Kooperationsprojekt zur Inklusion nimmt Gestalt an

„Mit diesem Kooperationsprojekt zur Inklusion realisieren wir ein schulisches Modellvorhaben in Parsberg. Davon werden sowohl die Grundschule wie auch das Sonderpädagogische Förderzentrum profitieren“, freuten sich Landrat Willibald Gailler und Bürgermeister Josef Bauer, als sie sich gestern zusammen mit Kreiskämmerer Hans Ried und Liegenschaftsreferent Markus Mederer sowie Michael Gottschalk von der Kreisentwicklung vor Ort ein Bild vom Fortschritt der Bauarbeiten machten.

 

 

Nach gut einem Jahr intensiver Planung und Vorbereitung haben kurz vor Ostern die Bauarbeiten für die Erweiterung, den Umbau und die Generalsanierung des Förderzentrums und der Grundschule Parsberg begonnen. Mittlerweile sind die Rohbauarbeiten im vollen Gang. Der gemeinsame Speisesaal im Bestandsgebäude des Förderzentrums ist bereits im Rohbau hergestellt. Ebenso der Erweiterungsbau der Grundschule.

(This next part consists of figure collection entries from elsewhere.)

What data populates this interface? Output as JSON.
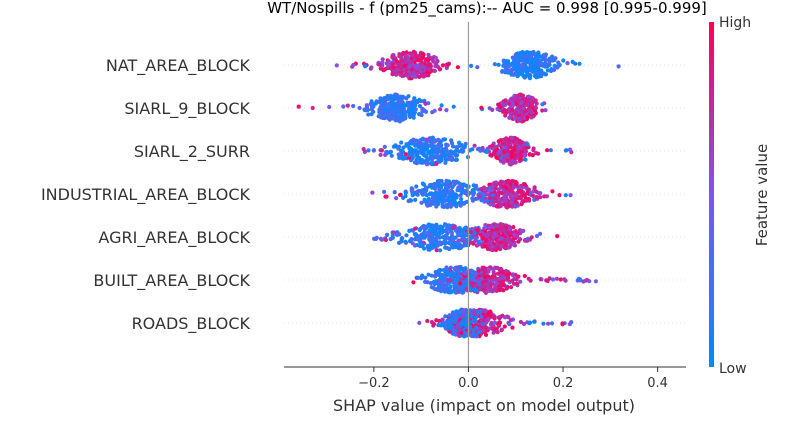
{
  "chart_data": {
    "type": "scatter",
    "subtype": "shap-beeswarm",
    "title": "WT/Nospills - f (pm25_cams):--  AUC = 0.998 [0.995-0.999]",
    "xlabel": "SHAP value (impact on model output)",
    "xlim": [
      -0.39,
      0.46
    ],
    "xticks": [
      -0.2,
      0.0,
      0.2,
      0.4
    ],
    "xtick_labels": [
      "−0.2",
      "0.0",
      "0.2",
      "0.4"
    ],
    "colorbar": {
      "label": "Feature value",
      "high": "High",
      "low": "Low",
      "high_color": "#ff0052",
      "low_color": "#008bfb"
    },
    "grid": false,
    "features": [
      {
        "name": "NAT_AREA_BLOCK",
        "range": [
          -0.29,
          0.41
        ],
        "low": {
          "center": 0.13,
          "spread": 0.03
        },
        "high": {
          "center": -0.12,
          "spread": 0.03
        }
      },
      {
        "name": "SIARL_9_BLOCK",
        "range": [
          -0.36,
          0.18
        ],
        "low": {
          "center": -0.15,
          "spread": 0.03
        },
        "high": {
          "center": 0.11,
          "spread": 0.02
        }
      },
      {
        "name": "SIARL_2_SURR",
        "range": [
          -0.23,
          0.22
        ],
        "low": {
          "center": -0.08,
          "spread": 0.04
        },
        "high": {
          "center": 0.09,
          "spread": 0.02
        }
      },
      {
        "name": "INDUSTRIAL_AREA_BLOCK",
        "range": [
          -0.21,
          0.22
        ],
        "low": {
          "center": -0.05,
          "spread": 0.04
        },
        "high": {
          "center": 0.08,
          "spread": 0.03
        }
      },
      {
        "name": "AGRI_AREA_BLOCK",
        "range": [
          -0.2,
          0.21
        ],
        "low": {
          "center": -0.06,
          "spread": 0.04
        },
        "high": {
          "center": 0.06,
          "spread": 0.03
        }
      },
      {
        "name": "BUILT_AREA_BLOCK",
        "range": [
          -0.12,
          0.27
        ],
        "low": {
          "center": -0.03,
          "spread": 0.03
        },
        "high": {
          "center": 0.04,
          "spread": 0.03
        }
      },
      {
        "name": "ROADS_BLOCK",
        "range": [
          -0.11,
          0.22
        ],
        "low": {
          "center": -0.01,
          "spread": 0.02
        },
        "high": {
          "center": 0.02,
          "spread": 0.03
        }
      }
    ]
  }
}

Hier ist auch das Dach bereits eingedeckt. In diesem Bauabschnitt sind derzeit die Haustechniker am Werk. Die Rohbauarbeiten am neuen Zwischenbau zwischen Grund- und Förderschule werden plangemäß im September 2016 fertig sein.

 

Das Projekt beinhaltet nicht nur einen Anbau an die Grundschule, sondern auch die Verbindung der Grundschule und der Förderschule durch einen Zwischenbau. Markus Mederer erläuterte das Vorhaben. So entstehen in dem Zwischenbau neben der Pausenhalle, die auch als Mehrzweckraum genutzt werden kann, ein Gymnastikraum und Räume für die schulvorbereitende Einrichtung der Lebenshilfe.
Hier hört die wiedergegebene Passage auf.